Not retiring: the role of grandparents

Grandparents are often on the frontline of the childcare debate,  as Covid showed, but don’t get much support.

Grandparents caring responsibilities

Grandparents caring for grandchildren under 12 may qualify for Class 3 National Insurance credits

Grandparents don’t often get a lot of press attention, even though so many parents rely on them for childcare. A report out this week, however, a survey was published on kinship carers, who include grandparents, and the difficulties they face in accessing flexible working and leave.

The survey by the Kinship charity found over two-thirds of kinship carers say their employers did not offer paid leave or flexible working hours when they became carers, forcing many to leave the workforce altogether. Sixty eight per cent of kinship carers said their employers did not offer this kind of support when they took on the care of a child. More than four in 10 also said that they had to stop working altogether, while 45% had to reduce their working hours.

Kinship carers are not just grandparents; they can be anyone who steps in to raise a child when their parents are unable to do so. But most are grandparents.

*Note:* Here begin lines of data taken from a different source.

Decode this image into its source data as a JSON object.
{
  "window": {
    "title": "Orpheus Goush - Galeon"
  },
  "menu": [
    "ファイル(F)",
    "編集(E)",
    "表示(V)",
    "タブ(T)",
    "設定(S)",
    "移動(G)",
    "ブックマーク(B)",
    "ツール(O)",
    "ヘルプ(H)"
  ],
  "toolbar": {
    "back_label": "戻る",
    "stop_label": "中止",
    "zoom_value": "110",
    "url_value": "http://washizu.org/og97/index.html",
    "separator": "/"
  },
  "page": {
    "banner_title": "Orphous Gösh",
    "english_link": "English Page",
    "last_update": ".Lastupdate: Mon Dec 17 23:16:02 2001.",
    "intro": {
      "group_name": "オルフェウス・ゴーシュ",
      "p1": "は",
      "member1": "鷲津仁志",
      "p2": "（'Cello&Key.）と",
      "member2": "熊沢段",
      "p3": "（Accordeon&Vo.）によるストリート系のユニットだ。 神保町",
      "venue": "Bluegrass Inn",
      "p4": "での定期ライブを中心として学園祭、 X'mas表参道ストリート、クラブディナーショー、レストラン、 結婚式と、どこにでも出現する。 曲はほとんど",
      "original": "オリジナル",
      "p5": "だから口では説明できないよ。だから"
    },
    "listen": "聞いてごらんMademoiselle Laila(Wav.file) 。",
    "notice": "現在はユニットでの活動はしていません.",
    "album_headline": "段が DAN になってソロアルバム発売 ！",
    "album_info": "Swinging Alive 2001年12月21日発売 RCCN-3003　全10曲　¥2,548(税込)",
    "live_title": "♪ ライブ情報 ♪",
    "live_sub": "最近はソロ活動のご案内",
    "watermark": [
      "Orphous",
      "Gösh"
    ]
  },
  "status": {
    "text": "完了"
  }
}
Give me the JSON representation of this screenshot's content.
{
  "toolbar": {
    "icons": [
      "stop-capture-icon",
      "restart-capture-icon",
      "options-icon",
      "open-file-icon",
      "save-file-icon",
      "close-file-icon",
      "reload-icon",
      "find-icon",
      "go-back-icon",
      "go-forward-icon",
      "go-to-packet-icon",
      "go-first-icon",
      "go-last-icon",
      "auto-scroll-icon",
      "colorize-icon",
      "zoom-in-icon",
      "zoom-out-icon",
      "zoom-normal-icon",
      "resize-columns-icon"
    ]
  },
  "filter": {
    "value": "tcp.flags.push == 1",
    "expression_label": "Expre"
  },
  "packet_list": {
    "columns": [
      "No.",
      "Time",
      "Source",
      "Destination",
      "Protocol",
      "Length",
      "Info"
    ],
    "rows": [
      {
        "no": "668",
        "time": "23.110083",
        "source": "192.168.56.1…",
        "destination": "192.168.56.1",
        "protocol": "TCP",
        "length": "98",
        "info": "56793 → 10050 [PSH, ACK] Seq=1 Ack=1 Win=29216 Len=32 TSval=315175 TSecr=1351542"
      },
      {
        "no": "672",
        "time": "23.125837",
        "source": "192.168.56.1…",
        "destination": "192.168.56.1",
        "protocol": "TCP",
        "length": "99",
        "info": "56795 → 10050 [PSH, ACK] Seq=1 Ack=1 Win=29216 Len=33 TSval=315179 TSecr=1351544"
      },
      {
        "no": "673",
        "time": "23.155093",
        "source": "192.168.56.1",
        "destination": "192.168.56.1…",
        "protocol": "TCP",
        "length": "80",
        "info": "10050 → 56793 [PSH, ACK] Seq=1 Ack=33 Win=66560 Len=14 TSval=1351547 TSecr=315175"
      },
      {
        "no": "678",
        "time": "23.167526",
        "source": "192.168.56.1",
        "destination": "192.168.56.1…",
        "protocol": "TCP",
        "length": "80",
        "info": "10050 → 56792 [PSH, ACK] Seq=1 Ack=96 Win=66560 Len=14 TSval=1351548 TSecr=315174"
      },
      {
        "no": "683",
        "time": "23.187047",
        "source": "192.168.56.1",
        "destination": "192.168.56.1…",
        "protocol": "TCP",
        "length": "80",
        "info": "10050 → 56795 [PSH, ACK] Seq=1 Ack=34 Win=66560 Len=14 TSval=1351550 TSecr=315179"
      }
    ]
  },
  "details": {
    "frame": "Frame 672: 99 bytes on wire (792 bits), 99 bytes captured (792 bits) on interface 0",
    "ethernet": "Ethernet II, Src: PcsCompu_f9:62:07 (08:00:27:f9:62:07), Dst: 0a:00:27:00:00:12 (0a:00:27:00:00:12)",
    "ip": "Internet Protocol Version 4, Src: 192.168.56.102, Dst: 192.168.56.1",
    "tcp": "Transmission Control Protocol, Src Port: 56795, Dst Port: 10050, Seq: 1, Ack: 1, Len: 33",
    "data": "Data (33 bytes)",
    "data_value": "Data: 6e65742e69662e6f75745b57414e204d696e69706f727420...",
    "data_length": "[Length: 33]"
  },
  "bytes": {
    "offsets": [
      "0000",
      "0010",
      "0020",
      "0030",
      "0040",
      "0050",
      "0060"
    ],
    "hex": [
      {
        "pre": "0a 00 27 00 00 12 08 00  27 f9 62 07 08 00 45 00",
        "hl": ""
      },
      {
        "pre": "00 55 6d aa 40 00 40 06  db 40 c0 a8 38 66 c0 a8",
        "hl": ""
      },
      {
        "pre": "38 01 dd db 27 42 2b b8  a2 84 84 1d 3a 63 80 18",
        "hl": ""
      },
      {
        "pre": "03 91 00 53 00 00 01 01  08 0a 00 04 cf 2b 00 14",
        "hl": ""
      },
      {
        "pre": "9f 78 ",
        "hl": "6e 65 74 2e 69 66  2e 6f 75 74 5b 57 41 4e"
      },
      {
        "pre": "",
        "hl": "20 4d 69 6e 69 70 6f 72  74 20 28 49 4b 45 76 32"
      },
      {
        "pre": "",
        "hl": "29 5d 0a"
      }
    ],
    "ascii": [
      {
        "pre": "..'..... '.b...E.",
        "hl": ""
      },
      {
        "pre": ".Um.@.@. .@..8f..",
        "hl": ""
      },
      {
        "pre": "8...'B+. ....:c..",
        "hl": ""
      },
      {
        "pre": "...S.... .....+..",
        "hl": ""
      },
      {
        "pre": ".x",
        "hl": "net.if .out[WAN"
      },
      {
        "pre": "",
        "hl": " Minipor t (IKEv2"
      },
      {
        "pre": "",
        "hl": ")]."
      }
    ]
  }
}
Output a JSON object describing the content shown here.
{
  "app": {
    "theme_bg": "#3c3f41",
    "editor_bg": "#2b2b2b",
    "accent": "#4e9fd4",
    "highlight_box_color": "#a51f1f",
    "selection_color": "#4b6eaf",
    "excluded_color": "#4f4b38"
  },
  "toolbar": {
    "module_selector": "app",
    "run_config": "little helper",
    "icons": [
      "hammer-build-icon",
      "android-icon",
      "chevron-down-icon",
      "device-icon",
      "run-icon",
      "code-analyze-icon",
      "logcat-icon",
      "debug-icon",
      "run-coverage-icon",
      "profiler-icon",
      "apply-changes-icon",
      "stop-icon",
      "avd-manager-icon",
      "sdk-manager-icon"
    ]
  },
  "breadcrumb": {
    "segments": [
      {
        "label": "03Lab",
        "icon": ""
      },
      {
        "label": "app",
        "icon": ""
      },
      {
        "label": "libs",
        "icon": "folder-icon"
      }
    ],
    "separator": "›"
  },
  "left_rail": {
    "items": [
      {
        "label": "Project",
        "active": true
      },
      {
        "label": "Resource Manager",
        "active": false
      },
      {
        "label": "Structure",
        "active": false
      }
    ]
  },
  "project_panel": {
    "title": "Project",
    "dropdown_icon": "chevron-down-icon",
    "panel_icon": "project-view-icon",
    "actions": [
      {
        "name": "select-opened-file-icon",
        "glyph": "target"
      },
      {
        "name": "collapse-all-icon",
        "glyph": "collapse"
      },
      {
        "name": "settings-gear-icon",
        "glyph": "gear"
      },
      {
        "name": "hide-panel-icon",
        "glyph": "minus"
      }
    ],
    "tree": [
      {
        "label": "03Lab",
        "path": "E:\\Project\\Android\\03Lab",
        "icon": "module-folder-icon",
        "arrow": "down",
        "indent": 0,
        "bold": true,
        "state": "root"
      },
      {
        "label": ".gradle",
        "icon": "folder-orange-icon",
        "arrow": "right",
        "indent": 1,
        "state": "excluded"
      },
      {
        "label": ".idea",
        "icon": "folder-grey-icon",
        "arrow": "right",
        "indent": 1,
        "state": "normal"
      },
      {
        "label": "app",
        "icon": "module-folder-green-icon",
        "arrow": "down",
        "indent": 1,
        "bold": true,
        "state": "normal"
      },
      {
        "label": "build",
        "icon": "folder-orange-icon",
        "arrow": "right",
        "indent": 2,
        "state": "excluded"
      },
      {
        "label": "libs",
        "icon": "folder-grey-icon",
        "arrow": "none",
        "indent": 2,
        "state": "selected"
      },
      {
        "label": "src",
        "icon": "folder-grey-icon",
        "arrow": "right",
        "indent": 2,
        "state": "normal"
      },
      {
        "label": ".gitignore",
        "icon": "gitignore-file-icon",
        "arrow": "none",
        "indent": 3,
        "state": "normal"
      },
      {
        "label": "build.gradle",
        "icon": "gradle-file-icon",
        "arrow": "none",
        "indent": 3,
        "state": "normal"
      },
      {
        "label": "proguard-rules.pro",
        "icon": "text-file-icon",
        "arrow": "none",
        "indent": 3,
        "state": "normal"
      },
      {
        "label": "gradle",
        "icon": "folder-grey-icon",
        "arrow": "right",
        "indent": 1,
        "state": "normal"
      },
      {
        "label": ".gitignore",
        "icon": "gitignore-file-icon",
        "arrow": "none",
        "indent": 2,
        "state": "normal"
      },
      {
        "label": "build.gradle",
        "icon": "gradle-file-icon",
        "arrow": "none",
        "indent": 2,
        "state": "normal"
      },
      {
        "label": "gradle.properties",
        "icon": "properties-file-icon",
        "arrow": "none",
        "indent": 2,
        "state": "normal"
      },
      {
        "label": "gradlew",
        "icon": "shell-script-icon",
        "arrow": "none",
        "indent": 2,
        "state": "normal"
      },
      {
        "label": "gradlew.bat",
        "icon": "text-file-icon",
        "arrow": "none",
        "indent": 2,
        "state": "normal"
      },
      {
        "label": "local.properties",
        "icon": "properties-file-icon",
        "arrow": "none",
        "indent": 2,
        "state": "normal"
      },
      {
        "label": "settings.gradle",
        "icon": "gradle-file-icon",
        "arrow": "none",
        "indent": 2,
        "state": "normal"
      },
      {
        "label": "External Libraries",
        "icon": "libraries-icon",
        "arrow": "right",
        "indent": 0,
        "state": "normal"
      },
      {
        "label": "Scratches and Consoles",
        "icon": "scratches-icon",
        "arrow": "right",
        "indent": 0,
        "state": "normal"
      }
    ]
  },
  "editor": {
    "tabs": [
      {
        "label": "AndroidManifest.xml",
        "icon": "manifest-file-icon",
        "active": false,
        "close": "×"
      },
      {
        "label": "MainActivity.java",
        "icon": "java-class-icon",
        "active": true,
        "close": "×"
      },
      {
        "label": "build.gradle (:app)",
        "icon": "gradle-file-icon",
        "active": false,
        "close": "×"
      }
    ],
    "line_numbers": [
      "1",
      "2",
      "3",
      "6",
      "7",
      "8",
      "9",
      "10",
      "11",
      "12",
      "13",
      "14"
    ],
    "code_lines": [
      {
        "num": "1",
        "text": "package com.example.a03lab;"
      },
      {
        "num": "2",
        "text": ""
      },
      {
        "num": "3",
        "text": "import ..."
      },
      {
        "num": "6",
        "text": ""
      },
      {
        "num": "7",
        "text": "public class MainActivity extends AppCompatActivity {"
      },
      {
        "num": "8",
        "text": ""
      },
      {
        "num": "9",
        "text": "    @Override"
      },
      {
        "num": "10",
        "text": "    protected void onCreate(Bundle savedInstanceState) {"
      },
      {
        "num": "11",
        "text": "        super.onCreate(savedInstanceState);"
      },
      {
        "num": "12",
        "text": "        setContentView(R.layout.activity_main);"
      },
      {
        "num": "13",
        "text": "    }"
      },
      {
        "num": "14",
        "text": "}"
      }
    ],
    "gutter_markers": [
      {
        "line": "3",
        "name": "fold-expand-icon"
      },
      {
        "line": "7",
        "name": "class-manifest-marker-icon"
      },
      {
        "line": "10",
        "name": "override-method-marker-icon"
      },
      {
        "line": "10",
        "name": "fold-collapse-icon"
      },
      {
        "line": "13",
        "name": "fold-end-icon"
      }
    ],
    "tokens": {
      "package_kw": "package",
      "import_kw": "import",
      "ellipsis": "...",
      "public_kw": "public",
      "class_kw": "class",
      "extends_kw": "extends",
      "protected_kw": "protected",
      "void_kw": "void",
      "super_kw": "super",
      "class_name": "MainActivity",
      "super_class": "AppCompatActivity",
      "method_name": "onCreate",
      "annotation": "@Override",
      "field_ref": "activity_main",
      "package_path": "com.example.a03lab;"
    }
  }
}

Grandparents already do a lot of childcare whether or not they are kinship carers. Many are working and the number of working grandparents is likely to rise as people have to work longer and childcare costs continue to rise. The Government has said it will subsidise childcare more, but the problem is that it doesn’t look as if the money will cover the full cost of places, meaning more nurseries could go under which would result in fewer formal childcare places and more demand for informal carers such as grandparents.

Employers like Saga offer grandparent leave and there was a proposal a few years ago to enable parents to share their parental leave with grandparents. This was discarded as it was argued that it would result in mothers sharing their parental leave with the mothers, undermining the aim of Shared Parental Leave – to get more dads to share the childcare with mums and to address the unequal playing field at work. Parental leave is not just about a child’s first year. It is important for people who are adopting and it has been vital for many parents over the course of the pandemic, even if it is unpaid, because it can be a cheaper or easier option than, for instance, finding holiday cover or dropping out of work altogether over the long summer holidays.

Flexible working legislation is accessible to all. However, employers can turn down a flexible working request on a number of vague grounds. The legislation is likely to change soon, enabling anyone to request flexible working from day one in a job. That is all very well, but it doesn’t address the essential weakness of the law: that employers can turn flexible working down if they are minded to.

The demographic changes of the last years, including the increasing presence of women in the workforce, have led to more reliance on extended families. That family network needs recognition. After all, one employer’s support for a grandparent employee could not only help that grandparent stay at work, but could stop another employer’s parent employee dropping out. We need to deal with the world that we are living in now, with all the family pressures people are facing, which means understanding the different needs of the workforce.